Classic example of what I call “dropouts” – rather different than the analog phenomenon, but the same basic problem: you’re losing some of the input (or, in some cases, output) data.

The first thing to try is increasing buffering. Hopefully that’s the solution, and it just means that your computer can’t quite keep up with the incoming audio data at your latency setting. Try first at the very longest latency (most buffering) setting your ASIO driver permits. Also, just to be safe, go to n-Track buffering settings and choose “Revert to default”. If the problem goes away (and be sure to record a full length track), then this is good.

Another thing to try is WDM drivers, and if no help there, then MME. You should be able to use the default buffering settings.

I believe there are a few other settings that can affect this, like “process in driver’s thread”, via the hammer under the meters. And possibly, “Keep devices open”, and the one about resync near there. Hopefully other folks will post helpful things to try. Ah, yes: be sure you’ve unchecked both “use system timer” boxes in “Options”. Not sure that’s significant here, but it’s worth a try.

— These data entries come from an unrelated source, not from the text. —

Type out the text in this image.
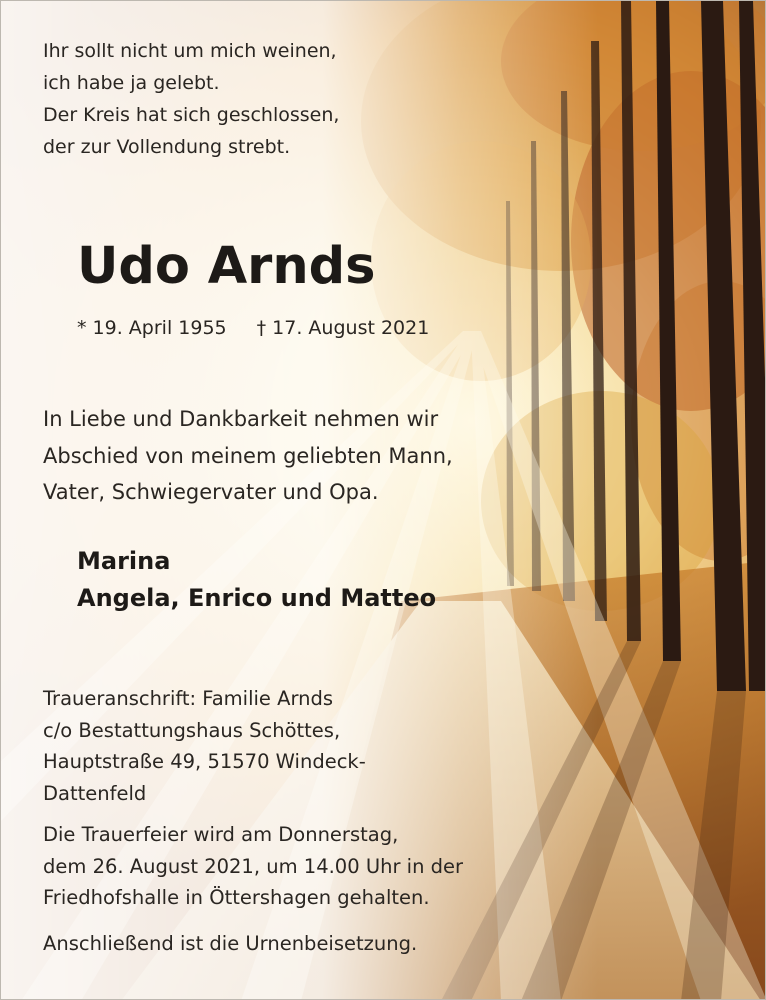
Ihr sollt nicht um mich weinen,
ich habe ja gelebt.
Der Kreis hat sich geschlossen,
der zur Vollendung strebt.
Udo Arnds
* 19. April 1955 † 17. August 2021
In Liebe und Dankbarkeit nehmen wir
Abschied von meinem geliebten Mann,
Vater, Schwiegervater und Opa.
Marina
Angela, Enrico und Matteo
Traueranschrift: Familie Arnds
c/o Bestattungshaus Schöttes,
Hauptstraße 49, 51570 Windeck-
Dattenfeld
Die Trauerfeier wird am Donnerstag,
dem 26. August 2021, um 14.00 Uhr in der
Friedhofshalle in Öttershagen gehalten.
Anschließend ist die Urnenbeisetzung.
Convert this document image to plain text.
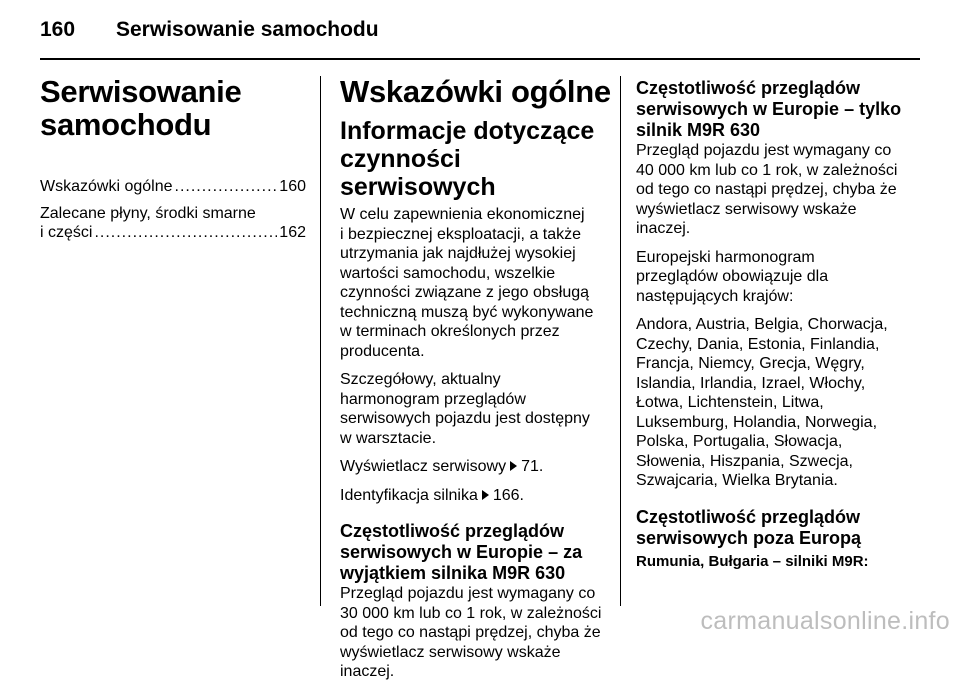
160 Serwisowanie samochodu
Serwisowanie
samochodu
Wskazówki ogólne .....	160
Zalecane płyny, środki smarne
i części .....	162
Wskazówki ogólne
Informacje dotyczące
czynności serwisowych

W celu zapewnienia ekonomicznej
i bezpiecznej eksploatacji, a także
utrzymania jak najdłużej wysokiej
wartości samochodu, wszelkie
czynności związane z jego obsługą
techniczną muszą być wykonywane
w terminach określonych przez
producenta.

Szczegółowy, aktualny
harmonogram przeglądów
serwisowych pojazdu jest dostępny
w warsztacie.

Wyświetlacz serwisowy 71.

Identyfikacja silnika 166.

Częstotliwość przeglądów
serwisowych w Europie – za
wyjątkiem silnika M9R 630

Przegląd pojazdu jest wymagany co
30 000 km lub co 1 rok, w zależności
od tego co nastąpi prędzej, chyba że
wyświetlacz serwisowy wskaże
inaczej.

Częstotliwość przeglądów
serwisowych w Europie – tylko
silnik M9R 630

Przegląd pojazdu jest wymagany co
40 000 km lub co 1 rok, w zależności
od tego co nastąpi prędzej, chyba że
wyświetlacz serwisowy wskaże
inaczej.

Europejski harmonogram
przeglądów obowiązuje dla
następujących krajów:

Andora, Austria, Belgia, Chorwacja,
Czechy, Dania, Estonia, Finlandia,
Francja, Niemcy, Grecja, Węgry,
Islandia, Irlandia, Izrael, Włochy,
Łotwa, Lichtenstein, Litwa,
Luksemburg, Holandia, Norwegia,
Polska, Portugalia, Słowacja,
Słowenia, Hiszpania, Szwecja,
Szwajcaria, Wielka Brytania.

Częstotliwość przeglądów
serwisowych poza Europą
Rumunia, Bułgaria – silniki M9R:
carmanualsonline.info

If none of these help, then you have a deeper problem that might be hard to resolve. (I have such a problem these days, and I’m convinced it’s due to all the stuff my employer downloads automatically onto my [their] computer in the middle of the night.)

Another possibility is some software running on your computer that you’re not aware of. Tell us what OS you’re running for more help on that.

If a high latency setting cures the problem (or shifting to the other drivers), then if you need/want low latency, the next step is to see how low a latency you can configure without getting dropouts. If you need a lower latency than you can get, let us know and we can help on the next steps.

Ill try those in the morning. Im running Win XP, but I’ve got AdAware, Spyware Blaster, Xp-AntiSpy etc etc as well as numerous cookie blockers etc… and of course a working virus scanner

That helps to keep malicious software from running. But lots of that software can also steal precious CPU cycles, blocking n-Track from running. In particular, some virus scanners work overtime trying to read all the WAVE file data you’re writing. Try disabling virus scanning while recording. It’s a common cause of trouble.

So far seems ok, but on recording some vocals discovered the acoustics of my flats sounds like penis (thats a bad thing).